Fears of price war cause airline shares to tumble
UK shares had a difficult start to the week with the FTSE 100 down 1% at 7,378 on Monday, while the FTSE 250 was down 0.7%.
Airline shares fell after Ryanair raised fears of a price war in the sector. EasyJet and British Airways owner IAG were down 2.82% and 0.76% respectively.
Households products giant Reckitt Benckiser was the biggest FTSE 100 faller, down 3.27% after reporting “tough market conditions” and a 2% decline in second quarter like-forlike sales.
Among the few blue chips bucking the downbeat mood were mining major Anglo American, which rose 1.19%, and the technology business Micro Focus International, up 1.46%.
The mood brightened in early trading on Tuesday. London shares were pushed up by positive results from Games Workshop and property investment and development company Segro. News also broke that Michael Kors has agreed to buy fashion house Jimmy Choo for £896m.
Investors can expect a flood of corporate news later this week, as many high-profile companies issue their final or half-year results.
Last week, the FTSE 100 was up 1% overall – its biggest weekly gain for two months. On Friday, however, it was down 0.5%. Paddy Power Betfair fell 2.7% after a broker forecast it would miss profit expectations, while Royal Dutch Shell was off 1.2%.

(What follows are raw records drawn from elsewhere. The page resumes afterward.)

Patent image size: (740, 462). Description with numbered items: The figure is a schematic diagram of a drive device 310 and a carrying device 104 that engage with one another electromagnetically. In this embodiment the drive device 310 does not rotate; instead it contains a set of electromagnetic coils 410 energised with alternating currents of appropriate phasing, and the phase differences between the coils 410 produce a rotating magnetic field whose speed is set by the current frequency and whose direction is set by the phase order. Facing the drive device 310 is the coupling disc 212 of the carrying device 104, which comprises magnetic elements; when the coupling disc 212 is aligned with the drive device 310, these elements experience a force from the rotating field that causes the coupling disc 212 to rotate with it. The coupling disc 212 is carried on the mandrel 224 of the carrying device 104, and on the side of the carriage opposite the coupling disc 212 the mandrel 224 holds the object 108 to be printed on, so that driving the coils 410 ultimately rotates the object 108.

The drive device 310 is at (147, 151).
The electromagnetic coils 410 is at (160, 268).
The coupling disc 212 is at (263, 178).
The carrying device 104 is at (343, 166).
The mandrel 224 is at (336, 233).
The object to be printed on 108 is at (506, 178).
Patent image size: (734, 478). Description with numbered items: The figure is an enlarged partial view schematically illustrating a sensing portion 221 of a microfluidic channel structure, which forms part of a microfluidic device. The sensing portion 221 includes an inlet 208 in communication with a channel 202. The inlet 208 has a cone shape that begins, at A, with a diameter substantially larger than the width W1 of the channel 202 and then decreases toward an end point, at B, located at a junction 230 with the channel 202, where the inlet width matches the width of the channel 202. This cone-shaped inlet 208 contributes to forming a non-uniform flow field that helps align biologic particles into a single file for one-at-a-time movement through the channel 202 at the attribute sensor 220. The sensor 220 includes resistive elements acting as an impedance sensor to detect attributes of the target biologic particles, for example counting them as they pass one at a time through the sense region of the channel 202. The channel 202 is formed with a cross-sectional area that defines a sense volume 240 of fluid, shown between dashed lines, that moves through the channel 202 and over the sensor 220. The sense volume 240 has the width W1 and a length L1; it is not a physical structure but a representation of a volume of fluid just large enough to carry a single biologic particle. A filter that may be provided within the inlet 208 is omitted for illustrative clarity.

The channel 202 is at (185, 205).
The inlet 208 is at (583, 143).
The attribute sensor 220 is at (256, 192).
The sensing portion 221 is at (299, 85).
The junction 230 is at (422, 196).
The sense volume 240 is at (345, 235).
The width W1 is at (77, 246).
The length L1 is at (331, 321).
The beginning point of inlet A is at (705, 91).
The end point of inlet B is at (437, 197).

The FTSE 100 rose 0.8% on Thursday, led by a 3.1% gain for equipment rental group Ashtead. WPP also added 2.1% after Unilever said it would reverse a cut to advertising budgets. But EasyJet dived 5.9% amid caution about excess capacity as it announced third-quarter results.
On Wednesday, the UK blue-chip index was up 0.6% after US stock markets hit new record highs. Reckitt Benckiser added 1.6% after selling its food business for $4.2bn to US group McCormick. Housebuilders were also up on positive broker comment, with Barratt Developments 2.4% ahead and Persimmon gaining 2.3%.
Last Tuesday saw the FTSE 100 down 0.2%, but British Land gained 3.1% on news of a £300m share buyback.